In zijn artikel Optische Urteilstäuschungen introduceerde Müller-Lyerin 1889 de zinsbegoocheling die later zijn naam zou dragen. Twee even lange rechte lijnen, netjes naast elkaar. De ene lijn heeft aan beide uiteinden een pijlkop de tweede een pijlstaart. De lijn met de koppen wordt door de overgrote meerderheid van de toeschouwers als aanzienlijk korter ingeschat dan het lijnstuk met de staarten.
Hoe kan zo’n eenvoudig lijnenspel resulteren in zo’n grove inschattingsfout? Müller-Lyer experimenteerde met verschillende lengtes en hoeken, en kwam tot de slotsom dat de beoordelaar niet enkel de lijnen zelf in beschouwing neemt, maar onwillekeurig ook de oppervlakken die door de vleugels worden afgebakend:
Men ziet de twee lijnen als ongelijk van lengte, omdat men bij het schatten niet alleen de lijnen zelf, maar onwillekeurig ook een deel van de aan weerszijden ervan afgegrensde ruimte in de beschouwing betrekt.
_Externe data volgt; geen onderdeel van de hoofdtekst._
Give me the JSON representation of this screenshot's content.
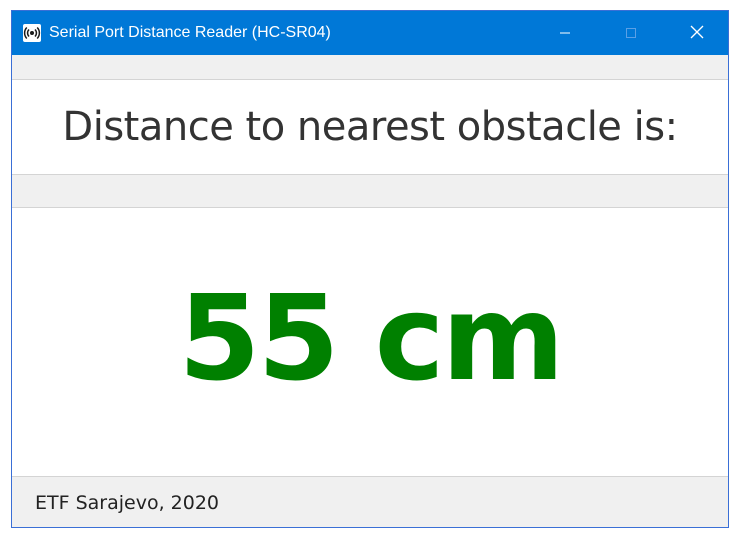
{
  "window": {
    "title": "Serial Port Distance Reader (HC-SR04)",
    "app_icon": "radio-signal-icon",
    "controls": {
      "minimize_icon": "minimize-icon",
      "maximize_icon": "maximize-icon",
      "close_icon": "close-icon"
    },
    "titlebar_color": "#0078d7"
  },
  "header": {
    "label": "Distance to nearest obstacle is:"
  },
  "reading": {
    "value": "55 cm",
    "color": "#008000"
  },
  "footer": {
    "text": "ETF Sarajevo, 2020"
  }
}
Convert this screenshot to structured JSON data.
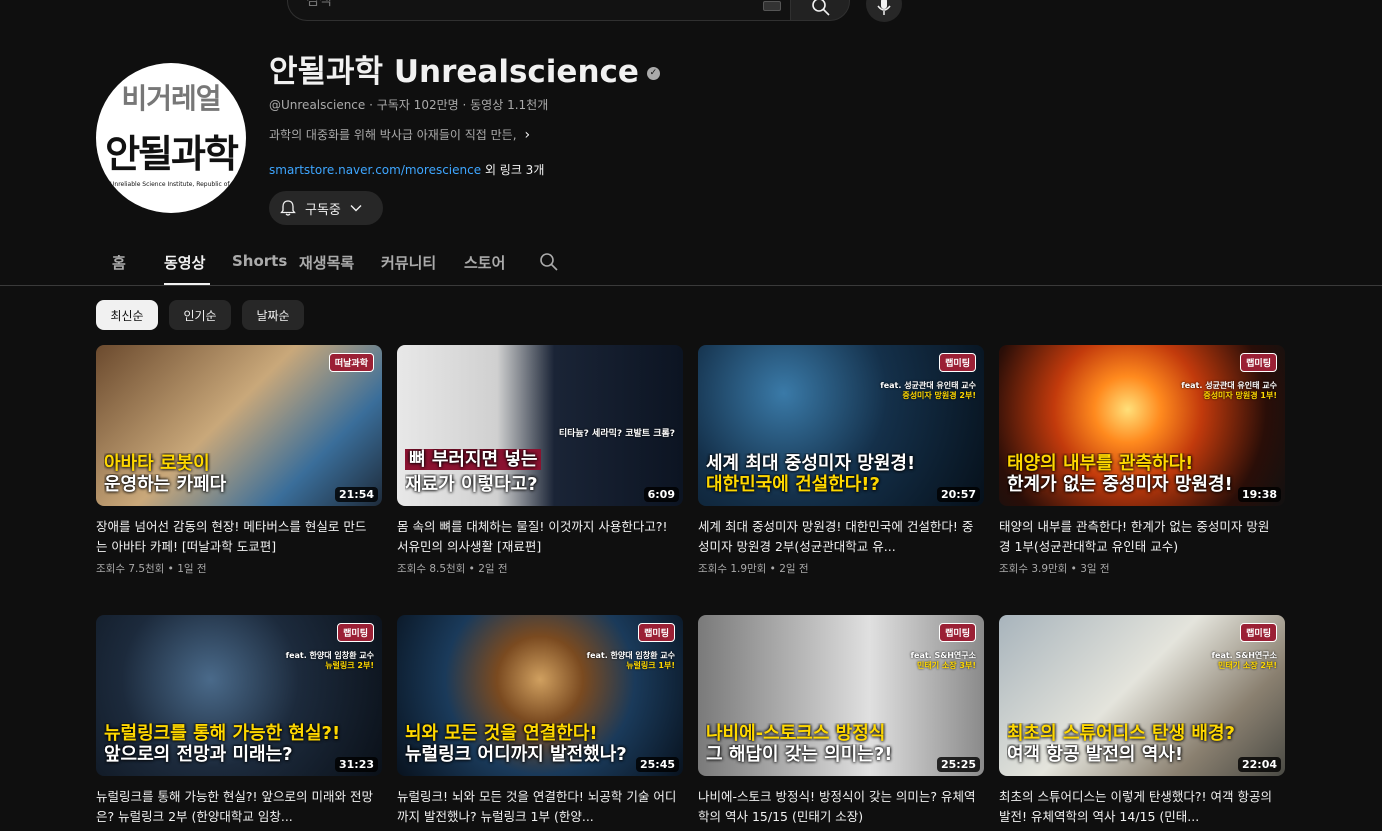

Sommige vormen van gezichtsbedrog — een grijs vlak maakt op een witte ondergrond een donkerder indruk dan op een zwarte ondergrond — worden veroorzaakt door contrastwerking, zo verkaarde Müller-Lyer zijn bevindingen, maar hier is juist het tegendeel aan de hand. Hij noemde het effect confluxie (‘samenvloeiing’):
In ieder geval, los van de vraag hoe men zich het psychofysische proces wil voorstellen, werkt bij die zogenaamde contrastverschijnselen de ons oordeel beïnvloedende indruk net andersom: bij contrast vermindert de sterkere indruk de begeleidende indruk, hier versterkt hij die juist. Men zou dan ook de hier besproken verschijnselen, tegenover de contrast-illusies, als confluxie-illusies kunnen aanduiden.
Kristalhelder is deze uitleg helaas niet, en binnen een paar jaar hadden prominente wetenschappers als Franz Brentano, Theodor Lipps, Wilhelm Wundt en Joseph Delboeuf dan ook ieder hun eigen verklaring voor het effect ontwikkeld.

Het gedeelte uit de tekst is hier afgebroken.